恋人のいないヒカルは、毎年兄の佐為一家と共にクリスマスイヴを過ごしている。

今年で6才になる甥の虎次郎の為に品薄である人気ゲームを今夜プレゼントするつもりだった。

方々手を尽くしてようやく手に入れた貴重なプレゼントを見つめながら、虎次郎の喜ぶ顔を思い浮かべて。

しかし、いざ帰ろうとした時にハプニングが起きた。

ヒカルの部下である新人がトラブルを起こし、明日までに新しい企画書を2パターン用意しなくてはならなくなったのだ。

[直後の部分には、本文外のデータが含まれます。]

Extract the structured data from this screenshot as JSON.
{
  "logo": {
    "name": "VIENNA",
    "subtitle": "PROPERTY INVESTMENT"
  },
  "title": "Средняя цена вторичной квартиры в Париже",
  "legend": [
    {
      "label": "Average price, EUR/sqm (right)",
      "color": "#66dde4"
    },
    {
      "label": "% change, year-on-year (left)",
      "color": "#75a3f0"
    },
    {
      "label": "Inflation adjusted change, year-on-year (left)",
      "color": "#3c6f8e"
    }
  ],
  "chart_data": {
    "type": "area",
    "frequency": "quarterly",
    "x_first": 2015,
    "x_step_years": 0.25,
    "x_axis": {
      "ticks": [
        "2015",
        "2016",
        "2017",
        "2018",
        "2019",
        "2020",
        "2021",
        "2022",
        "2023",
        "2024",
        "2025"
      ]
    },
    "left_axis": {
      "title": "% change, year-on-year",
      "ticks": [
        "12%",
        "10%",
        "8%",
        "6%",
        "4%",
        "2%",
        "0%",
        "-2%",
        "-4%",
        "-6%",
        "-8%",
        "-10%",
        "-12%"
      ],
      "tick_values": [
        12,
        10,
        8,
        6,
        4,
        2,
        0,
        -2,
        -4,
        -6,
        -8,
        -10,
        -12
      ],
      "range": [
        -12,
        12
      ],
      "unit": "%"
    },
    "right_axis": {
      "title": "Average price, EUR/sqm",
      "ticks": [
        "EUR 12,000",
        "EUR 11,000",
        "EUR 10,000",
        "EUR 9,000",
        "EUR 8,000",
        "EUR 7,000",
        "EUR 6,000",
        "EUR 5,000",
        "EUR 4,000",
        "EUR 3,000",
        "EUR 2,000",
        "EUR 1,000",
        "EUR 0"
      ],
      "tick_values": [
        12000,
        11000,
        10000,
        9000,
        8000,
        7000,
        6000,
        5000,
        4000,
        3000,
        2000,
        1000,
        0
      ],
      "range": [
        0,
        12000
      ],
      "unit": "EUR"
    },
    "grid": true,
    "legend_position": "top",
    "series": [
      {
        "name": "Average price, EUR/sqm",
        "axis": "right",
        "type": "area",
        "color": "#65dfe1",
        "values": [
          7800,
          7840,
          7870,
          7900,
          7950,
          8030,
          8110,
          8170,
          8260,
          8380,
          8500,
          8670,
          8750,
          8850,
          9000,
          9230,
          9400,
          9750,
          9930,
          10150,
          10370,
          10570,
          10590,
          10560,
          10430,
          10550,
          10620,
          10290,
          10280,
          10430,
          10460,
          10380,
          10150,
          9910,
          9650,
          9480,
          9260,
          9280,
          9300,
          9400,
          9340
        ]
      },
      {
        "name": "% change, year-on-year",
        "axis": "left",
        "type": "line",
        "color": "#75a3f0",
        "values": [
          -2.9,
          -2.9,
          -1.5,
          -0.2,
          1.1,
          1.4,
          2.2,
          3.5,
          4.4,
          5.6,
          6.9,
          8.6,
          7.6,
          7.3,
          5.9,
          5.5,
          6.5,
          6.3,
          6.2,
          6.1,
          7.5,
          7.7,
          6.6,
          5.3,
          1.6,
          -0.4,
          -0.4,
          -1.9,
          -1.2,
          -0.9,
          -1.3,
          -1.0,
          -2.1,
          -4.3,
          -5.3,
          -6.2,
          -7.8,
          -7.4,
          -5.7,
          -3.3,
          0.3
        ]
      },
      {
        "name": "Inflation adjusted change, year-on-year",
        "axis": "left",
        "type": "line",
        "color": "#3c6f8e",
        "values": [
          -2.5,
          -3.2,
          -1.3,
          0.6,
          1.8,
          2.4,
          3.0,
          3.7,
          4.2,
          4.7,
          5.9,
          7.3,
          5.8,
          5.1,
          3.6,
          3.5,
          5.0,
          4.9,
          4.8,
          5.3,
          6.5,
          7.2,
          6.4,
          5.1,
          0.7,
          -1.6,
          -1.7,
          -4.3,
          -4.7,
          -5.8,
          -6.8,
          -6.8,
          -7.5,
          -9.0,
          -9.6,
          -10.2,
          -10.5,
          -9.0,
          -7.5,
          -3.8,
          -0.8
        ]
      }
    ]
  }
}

さすがのヒカルも戸惑いを隠せなかったが、クライアントあっての仕事。

落ち込みまくる部下を励まし、その仕事を引き受けてしまった。


ゆえにイヴであるにも関わらず、ヒカルは一人職場に残って仕事を片づけていた。

ビルの中には夜間警備員とヒカルしかもう残されていない。

泣きたくなる気持ちを抑えて、ヒカルは再びパソコンに向き合った。


「とにかく終わったら電話するから。…あぁ、じゃあな」


電話を切ると、オフィスには静寂が戻る。

普段は騒がしいくらいに電話応対やパソコンを打つ音が響く場所が、何だか別世界に感じた。

コーヒーを飲みながら時計に目をやると時刻はすでに九時を越えていた。